■性能を強化したGTIパワーユニット
力強い走りを司る専用パワーユニットは、2L直列4気筒DOHCターボエンジンだが、エンジン変更を受けてパワーアップ。最高出力が+7psの207ps/4600~6000rpmに。最大トルクは320Nmのままだが、発生回転域が1500~4500rpmとよりワイドに。従来型と比べ、圧縮比も高められている。
また、もうひとつの大きな変更が、トランスミッションだ。DCTタイプのDSGであることに変わりはないが、1速追加された7速ギアとなり、加速のよさはそのままに、高速域での燃費向上と静粛性を高めている。
機能面では、足回りは専用のスポーツサスペンションだが、従来型で標準だったアクティブダンパーを備える「“Sport Select”シャシー付スポーツパフォーマンスキット」がオプション化に。
新型では、18インチアルミホイールと215/40R18タイヤとの組み合わせで、12万1000円高となる。標準の17インチか、アクティブダンパー付きの18インチか、購入検討者は大いに悩むことになりそうだ。
■デジタル機能が強化されたコックピット
インテリアでは、デジタル機能を強化。従来型ではオプションだったデジタルメータークラスターが、アップデートされた「Digital Cockpit Pro」に進化し、標準化。セットオプションだった「スマートフォンワイヤレスチャージング」も備わる。
先進機能は、ポロシリーズのなかでも充実した内容を誇るGTIだが、標準車も安全機能が強化されたことで、より充実。同一車線内全車運転支援システム「Travel Assist」を初め、後側方接近車警告機能のレーンチェンジアシスト「Side Assist Plus」、ステアリング操作を自動化した駐車支援機能「Park Assist」などの上級機能もしっかりと押さえている。
シートデザインは、GTI伝統の赤いタータンチェック柄を継承。ステアリングデザインは、新タイプに変更されながらも、お約束の赤のステッチ入りに。ATシフトレバーも新デザインのものとなる。
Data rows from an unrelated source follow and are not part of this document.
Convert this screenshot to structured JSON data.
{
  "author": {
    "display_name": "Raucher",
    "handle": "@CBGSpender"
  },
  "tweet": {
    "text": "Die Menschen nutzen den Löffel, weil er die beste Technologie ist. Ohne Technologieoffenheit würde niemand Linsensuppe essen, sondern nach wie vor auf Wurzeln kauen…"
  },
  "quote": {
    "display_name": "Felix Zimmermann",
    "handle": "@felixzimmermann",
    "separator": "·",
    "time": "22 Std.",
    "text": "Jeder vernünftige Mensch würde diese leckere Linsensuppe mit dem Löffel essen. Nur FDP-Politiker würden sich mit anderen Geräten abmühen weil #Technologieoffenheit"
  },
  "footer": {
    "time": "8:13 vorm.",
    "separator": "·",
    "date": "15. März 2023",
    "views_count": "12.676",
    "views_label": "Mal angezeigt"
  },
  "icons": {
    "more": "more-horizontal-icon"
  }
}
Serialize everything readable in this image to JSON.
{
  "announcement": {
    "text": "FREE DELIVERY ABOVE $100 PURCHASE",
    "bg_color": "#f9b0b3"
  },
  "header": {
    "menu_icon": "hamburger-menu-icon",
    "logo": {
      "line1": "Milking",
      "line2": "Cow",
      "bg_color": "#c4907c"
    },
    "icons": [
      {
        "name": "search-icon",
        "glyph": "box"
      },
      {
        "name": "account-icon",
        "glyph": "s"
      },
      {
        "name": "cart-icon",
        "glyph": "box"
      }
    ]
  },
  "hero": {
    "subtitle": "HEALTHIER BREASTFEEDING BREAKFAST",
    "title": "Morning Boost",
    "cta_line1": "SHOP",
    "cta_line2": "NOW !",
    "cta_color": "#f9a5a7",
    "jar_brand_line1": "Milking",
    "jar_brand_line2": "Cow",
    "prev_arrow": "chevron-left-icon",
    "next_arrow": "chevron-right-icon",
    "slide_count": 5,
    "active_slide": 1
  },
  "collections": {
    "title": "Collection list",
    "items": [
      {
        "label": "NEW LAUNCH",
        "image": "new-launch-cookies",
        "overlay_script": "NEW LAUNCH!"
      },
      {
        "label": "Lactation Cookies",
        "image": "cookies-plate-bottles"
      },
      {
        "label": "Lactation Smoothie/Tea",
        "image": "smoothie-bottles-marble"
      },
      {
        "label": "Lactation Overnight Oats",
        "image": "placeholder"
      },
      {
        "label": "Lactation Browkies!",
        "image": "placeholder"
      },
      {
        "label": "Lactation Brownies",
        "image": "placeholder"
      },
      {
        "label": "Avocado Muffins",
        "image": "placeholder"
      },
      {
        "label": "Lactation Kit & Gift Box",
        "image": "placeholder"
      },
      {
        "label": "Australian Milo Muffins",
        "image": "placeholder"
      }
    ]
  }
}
この新シフトレバーでは、シフトパターン表示が、シフトサイドからシフトレバー上に変更されている。また、クルマ好きからは使いやすさに定評のあるハンド式サイドブレーキレバーは健在だ。
■ポロGTIでも価格は400万円越えに
最大の悩みは、400万円越えの価格だろう。装備や仕様が異なるとはいえ、導入当初の344万8000円と比較すると、66万5000円アップにもなる。ただ、標準車も大幅な価格上昇が見られ、消費税が10%に増税されたこともあり、致し方ないところもある。
そこで最新ポロのなかでのコスパに注目してみた。マイナーチェンジを受けた新型ポロの標準車のスポーティグレード「R-Line」との価格差は、81万4000円にもなるが、最新のR-Lineは、従来型の1.5L TSIエンジンではなく、ほかの標準車と同じ1.0L TSIとなった。
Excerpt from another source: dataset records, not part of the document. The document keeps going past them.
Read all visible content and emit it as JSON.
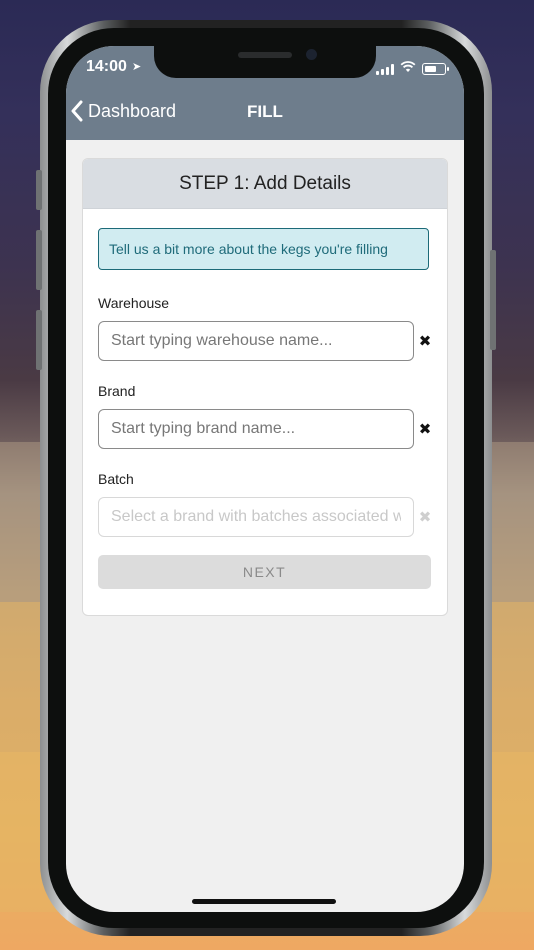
{
  "status_bar": {
    "time": "14:00",
    "icons": [
      "location-arrow-icon",
      "signal-icon",
      "wifi-icon",
      "battery-icon"
    ]
  },
  "nav": {
    "back_label": "Dashboard",
    "title": "FILL"
  },
  "card": {
    "header": "STEP 1: Add Details",
    "info_text": "Tell us a bit more about the kegs you're filling"
  },
  "form": {
    "warehouse": {
      "label": "Warehouse",
      "placeholder": "Start typing warehouse name...",
      "value": "",
      "clear_symbol": "✖"
    },
    "brand": {
      "label": "Brand",
      "placeholder": "Start typing brand name...",
      "value": "",
      "clear_symbol": "✖"
    },
    "batch": {
      "label": "Batch",
      "placeholder": "Select a brand with batches associated with it",
      "value": "",
      "clear_symbol": "✖",
      "disabled": true
    },
    "next_label": "NEXT"
  },
  "colors": {
    "nav_bar": "#6e7d8c",
    "card_header": "#d9dde2",
    "info_bg": "#d1ecf1",
    "info_border": "#1c6a78",
    "button_disabled": "#dcdcdc"
  }
}
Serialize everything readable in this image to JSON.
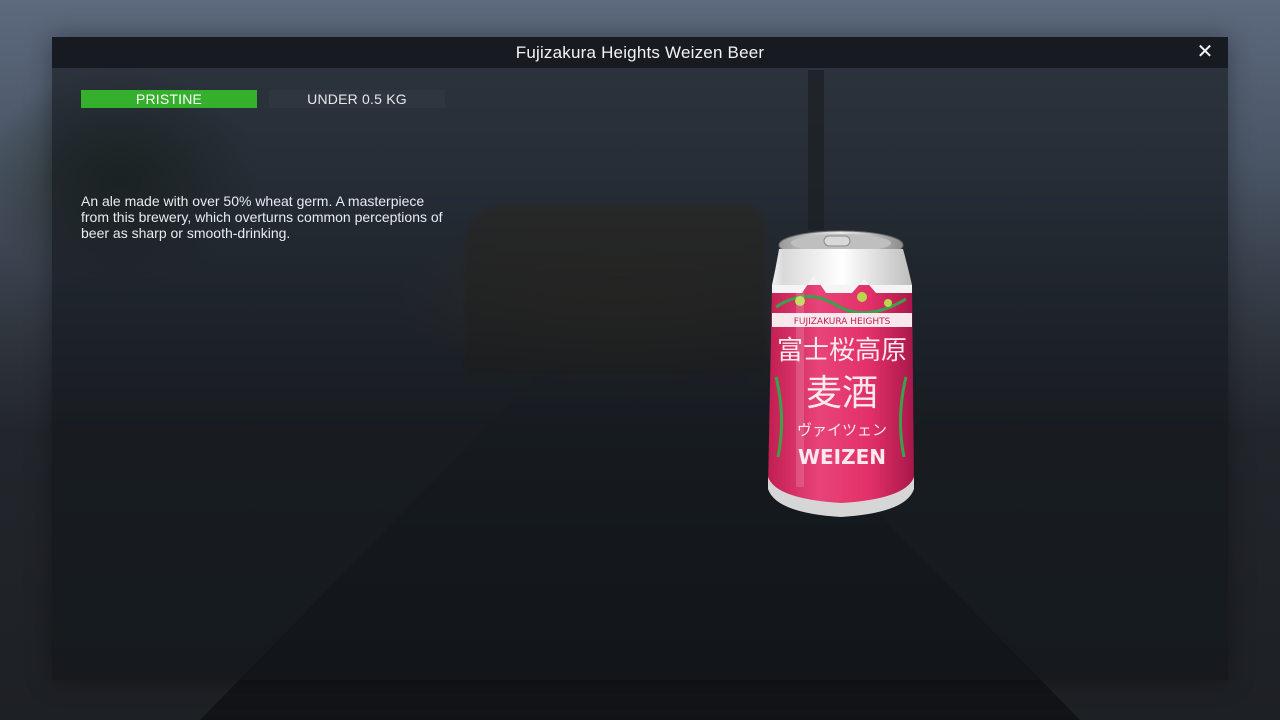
{
  "window": {
    "title": "Fujizakura Heights Weizen Beer",
    "close_icon": "close-icon"
  },
  "tags": {
    "condition": "PRISTINE",
    "weight": "UNDER 0.5 KG"
  },
  "item": {
    "description": "An ale made with over 50% wheat germ. A masterpiece from this brewery, which overturns common perceptions of beer as sharp or smooth-drinking.",
    "image_icon": "beer-can-image",
    "can_text": {
      "brand_line": "FUJIZAKURA HEIGHTS",
      "kanji_top": "富士桜高原",
      "kanji_mid": "麦酒",
      "katakana": "ヴァイツェン",
      "style": "WEIZEN"
    }
  },
  "colors": {
    "condition_tag": "#35b02c",
    "can_pink": "#e2326a",
    "panel": "#12161c"
  }
}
エンジンの優位性がない今ならば、いっそ背伸びしてGTIを選ぶほうが満足度は高い。ただ、そこまで予算を上げると、ゴルフGTIの存在も気になる。しかし、ゴルフGTIは、今や500万円に迫る486万2000円のプライスを掲げる。
同じGTIでも、ポロとゴルフの価格差は、74万9000円もある。そうなればエンジンスペックだけを見れば、ポロGTIのコスパがよく思えてくる。改良型ポロGTIの実力次第では「エントリーGTIこそ、ベスト」という意見も聞こえてきそうだ。